Ajoutons ceci. Exiger le dégagement de «tous», qu’est-ce qui garantit que ce slogan ne signifie pas, pour certains, la création du fameux «chaos créatif» ? Rappelons que cette expression fut théorisée par Condoleeza Rice, représentante de l’impérialisme US, lors de l’agression de l’armée coloniale israélienne contre le Liban. Ce même «chaos créatif» est la méthode pratiquée par les organisations dites «islamistes» pour détruire un Etat et sa nation à majorité musulmane afin d’établir le Califat soit ottoman (prôné par l’oligarchie turque), soit wahhabite (prôné par l’oligarchie saoudienne) ? Que l’on voit avec l’attention requise les interventions vidéo d’un Mohamed Larbi Zitout ou d’un Mourad Dhina, en les comparant avec celles de leur critique, Rafaa156 JZR, et cela sans diaboliser personne mais uniquement en examinant les arguments présentés et comment s’effectuent les occultations de faits gênants, mais révélant des manipulations.

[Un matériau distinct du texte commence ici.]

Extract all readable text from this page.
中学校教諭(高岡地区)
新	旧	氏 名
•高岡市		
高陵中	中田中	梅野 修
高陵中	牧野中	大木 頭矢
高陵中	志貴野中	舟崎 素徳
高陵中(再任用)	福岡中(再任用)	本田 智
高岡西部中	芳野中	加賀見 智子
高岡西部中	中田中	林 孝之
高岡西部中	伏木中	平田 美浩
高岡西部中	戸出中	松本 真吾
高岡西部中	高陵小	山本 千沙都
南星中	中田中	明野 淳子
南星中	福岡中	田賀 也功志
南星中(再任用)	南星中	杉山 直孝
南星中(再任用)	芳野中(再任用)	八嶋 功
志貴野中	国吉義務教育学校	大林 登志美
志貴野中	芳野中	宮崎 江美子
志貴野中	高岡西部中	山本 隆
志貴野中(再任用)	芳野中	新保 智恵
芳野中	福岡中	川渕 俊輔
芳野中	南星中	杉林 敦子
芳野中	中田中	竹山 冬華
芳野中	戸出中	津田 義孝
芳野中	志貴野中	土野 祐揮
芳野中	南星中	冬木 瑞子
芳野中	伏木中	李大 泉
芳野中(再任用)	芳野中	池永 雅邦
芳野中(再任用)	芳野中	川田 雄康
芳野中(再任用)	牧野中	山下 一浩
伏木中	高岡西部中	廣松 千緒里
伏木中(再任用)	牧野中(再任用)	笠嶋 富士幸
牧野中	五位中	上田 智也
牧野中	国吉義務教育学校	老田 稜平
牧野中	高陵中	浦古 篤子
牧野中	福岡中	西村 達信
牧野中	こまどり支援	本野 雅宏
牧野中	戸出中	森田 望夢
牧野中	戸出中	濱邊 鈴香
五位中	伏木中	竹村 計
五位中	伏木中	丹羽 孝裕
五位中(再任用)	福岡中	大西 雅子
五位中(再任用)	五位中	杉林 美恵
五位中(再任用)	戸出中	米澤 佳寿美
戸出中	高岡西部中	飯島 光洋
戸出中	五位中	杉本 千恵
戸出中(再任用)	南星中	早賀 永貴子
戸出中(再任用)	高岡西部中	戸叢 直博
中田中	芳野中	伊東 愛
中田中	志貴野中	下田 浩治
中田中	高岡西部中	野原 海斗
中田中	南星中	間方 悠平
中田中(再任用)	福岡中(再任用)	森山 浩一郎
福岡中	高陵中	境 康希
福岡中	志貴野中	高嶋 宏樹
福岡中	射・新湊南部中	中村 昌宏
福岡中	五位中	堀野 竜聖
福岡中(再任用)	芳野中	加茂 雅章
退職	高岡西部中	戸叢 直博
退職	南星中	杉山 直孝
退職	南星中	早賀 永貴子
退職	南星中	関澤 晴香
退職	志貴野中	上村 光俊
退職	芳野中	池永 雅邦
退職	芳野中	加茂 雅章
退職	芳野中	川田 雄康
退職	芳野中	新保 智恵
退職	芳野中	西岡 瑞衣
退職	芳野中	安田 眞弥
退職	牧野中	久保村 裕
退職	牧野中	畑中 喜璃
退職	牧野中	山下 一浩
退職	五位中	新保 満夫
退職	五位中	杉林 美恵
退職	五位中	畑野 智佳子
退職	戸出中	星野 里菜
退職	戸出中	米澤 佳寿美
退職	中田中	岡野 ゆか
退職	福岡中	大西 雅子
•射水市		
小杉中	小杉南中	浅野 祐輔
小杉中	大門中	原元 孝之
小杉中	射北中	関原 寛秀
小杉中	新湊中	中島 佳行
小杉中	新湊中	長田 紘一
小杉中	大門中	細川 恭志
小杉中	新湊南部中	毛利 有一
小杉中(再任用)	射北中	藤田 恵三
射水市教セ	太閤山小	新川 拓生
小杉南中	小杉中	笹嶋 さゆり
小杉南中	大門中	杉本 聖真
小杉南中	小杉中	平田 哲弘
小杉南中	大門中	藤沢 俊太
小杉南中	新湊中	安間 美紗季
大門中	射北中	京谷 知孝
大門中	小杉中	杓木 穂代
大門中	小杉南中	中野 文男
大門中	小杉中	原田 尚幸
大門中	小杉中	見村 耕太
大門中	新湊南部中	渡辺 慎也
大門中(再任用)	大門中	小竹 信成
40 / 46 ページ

Encore une fois, ne serait-ce que pour éclaircir ce slogan «Qu’ils dégagent tous !», et cela de manière démocratique, les citoyens ne gagneraient-ils pas à consacrer une partie de leur temps et de leur énergie à se rencontrer et à discuter, au lieu se contenter de voir les «experts» et autres parler en leur nom ?
«Dawla madaniya machi ‘askariya !» (Etat civil et non militaire)
L’examen de ce slogan permettrait d’éclaircir un autre slogan : «Chaâb djaïch, khawa khawa !» (peuple, armée, frères !). Comment concilier ces deux revendications ? Ensuite, concernant le premier slogan, comment distinguer entre ceux qui visent uniquement la partie du commandement militaire qu’ils jugent contraires au Mouvement populaire et ceux qui, au contraire, recherchent la destruction de l’armée en tant que telle ? (2) En outre, comment s’y prendre afin qu’un système social géré par des civils ne soit pas une simple manipulation de ces derniers par des militaires ? Et, encore : comment éviter que des dirigeants civils ne forment pas une nouvelle «issâba» (oligarchie), aux intérêts contraires à ceux du peuple ? Faudrait-il attendre l’avènement de ce risque pour le combattre en reprenant les marches hebdomadaires ?
K. N.
(Suivra)
(1) Voir «Structure ou pas de l’intifadha populaire ?» in https://www.algeriepatriotique.com/2019/11/23/structure-ou-pas-de-lintifadha-populaire/
(2) Voir note 1.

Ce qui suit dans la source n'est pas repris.